Sharing My Caregiving Situation with My Co-Workers
Throughout my professional career, I have been encouraged to separate what’s going on in my private life from what’s going on at work. As a caregiver, I find that this professional/personal divide needs to be renegotiated since caregiving issues can (at times) take an emotional toll on my ability to maintain my usual composure.
A couple of weeks ago, I ended up with a slew of caregiving situations coming at me over a two-day period from all parties: Mom had issues with swallowing solid food, my dad may need to have back surgery, and my dog was diagnosed with a heart murmur and Cushing’s disease. And to top it all off, Dad’s dog got out of the backyard and was lost for about an hour.
I didn’t realize how much these issues had tied me into knots and how this stress had been unwittingly transmitted in my reactions to others until two days later. Unfortunately, one of my professional colleagues misinterpreted a phone conversation and thought I had been rude to her. I didn’t have that intent, but I think, in retrospect, my comment that offended her had an additional emotional charge due to my stress level.
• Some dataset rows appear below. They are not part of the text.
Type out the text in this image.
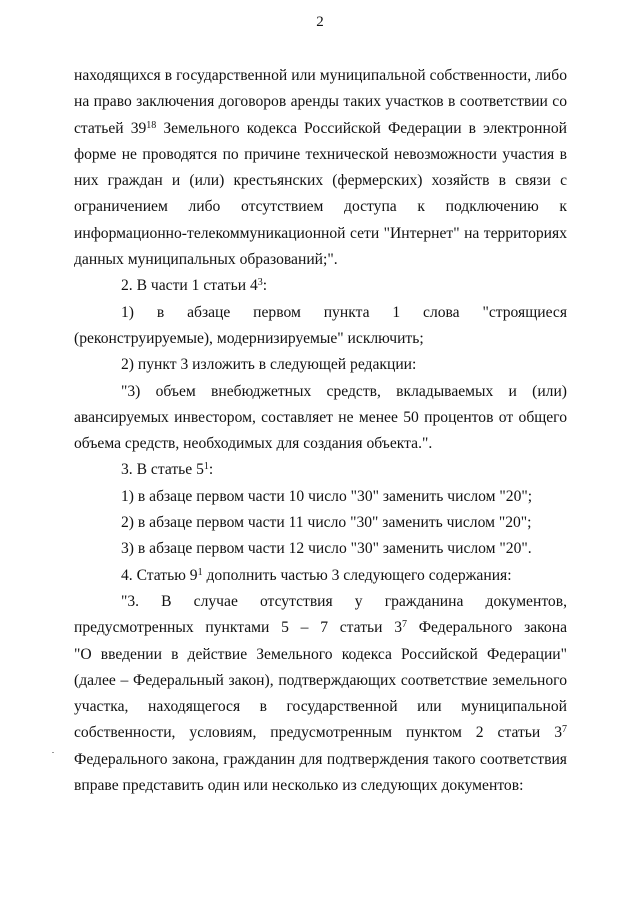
2
находящихся в государственной или муниципальной собственности, либо
на право заключения договоров аренды таких участков в соответствии со
статьей $39^{18}$ Земельного кодекса Российской Федерации в электронной
форме не проводятся по причине технической невозможности участия в
них граждан и (или) крестьянских (фермерских) хозяйств в связи с
ограничением либо отсутствием доступа к подключению к
информационно-телекоммуникационной сети "Интернет" на территориях
данных муниципальных образований;".
2. В части 1 статьи $4^3$:
1) в абзаце первом пункта 1 слова "строящиеся
(реконструируемые), модернизируемые" исключить;
2) пункт 3 изложить в следующей редакции:
"3) объем внебюджетных средств, вкладываемых и (или)
авансируемых инвестором, составляет не менее 50 процентов от общего
объема средств, необходимых для создания объекта.".
3. В статье $5^1$:
1) в абзаце первом части 10 число "30" заменить числом "20";
2) в абзаце первом части 11 число "30" заменить числом "20";
3) в абзаце первом части 12 число "30" заменить числом "20".
4. Статью $9^1$ дополнить частью 3 следующего содержания:
"3. В случае отсутствия у гражданина документов,
предусмотренных пунктами 5 – 7 статьи $3^7$ Федерального закона
"О введении в действие Земельного кодекса Российской Федерации"
(далее – Федеральный закон), подтверждающих соответствие земельного
участка, находящегося в государственной или муниципальной
собственности, условиям, предусмотренным пунктом 2 статьи $3^7$
Федерального закона, гражданин для подтверждения такого соответствия
вправе представить один или несколько из следующих документов:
During that phone call, I was trying to postpone a conversation until the next day when we would be on a business trip together and tried to get that point across in a teasing way; however, my colleague didn’t hear my comment in the way that I intended. The next day when she was visibly upset, I quickly apologized to her once I realized what she had perceived. Then I explained to her what was happening in my life related to caregiving.
That conversation made me realize that I have to be extra-vigilant with keeping my professional colleagues apprised of my caregiving issues since my stress level tends to be on a rollercoaster. Since I work from my home in another city, my colleagues don’t interact in person with me on a regular basis. Therefore, they don’t have the ability to see my nonverbal actions (to determine if I’m stressed) or to hear the latest updates on caregiving on a regular basis.
I’ve realized that I need to spend a little time when I’m actually in the company office sharing with my colleagues what’s going on as Mom’s health declines (and Dad’s issues surface). I’ve also decided to send e-mail updates to my colleagues when warranted. I’ve learned that I need to adopt a holistic communication approach that keeps those involved with the professional side of my life aware of what’s happening with my duties as a caregiver.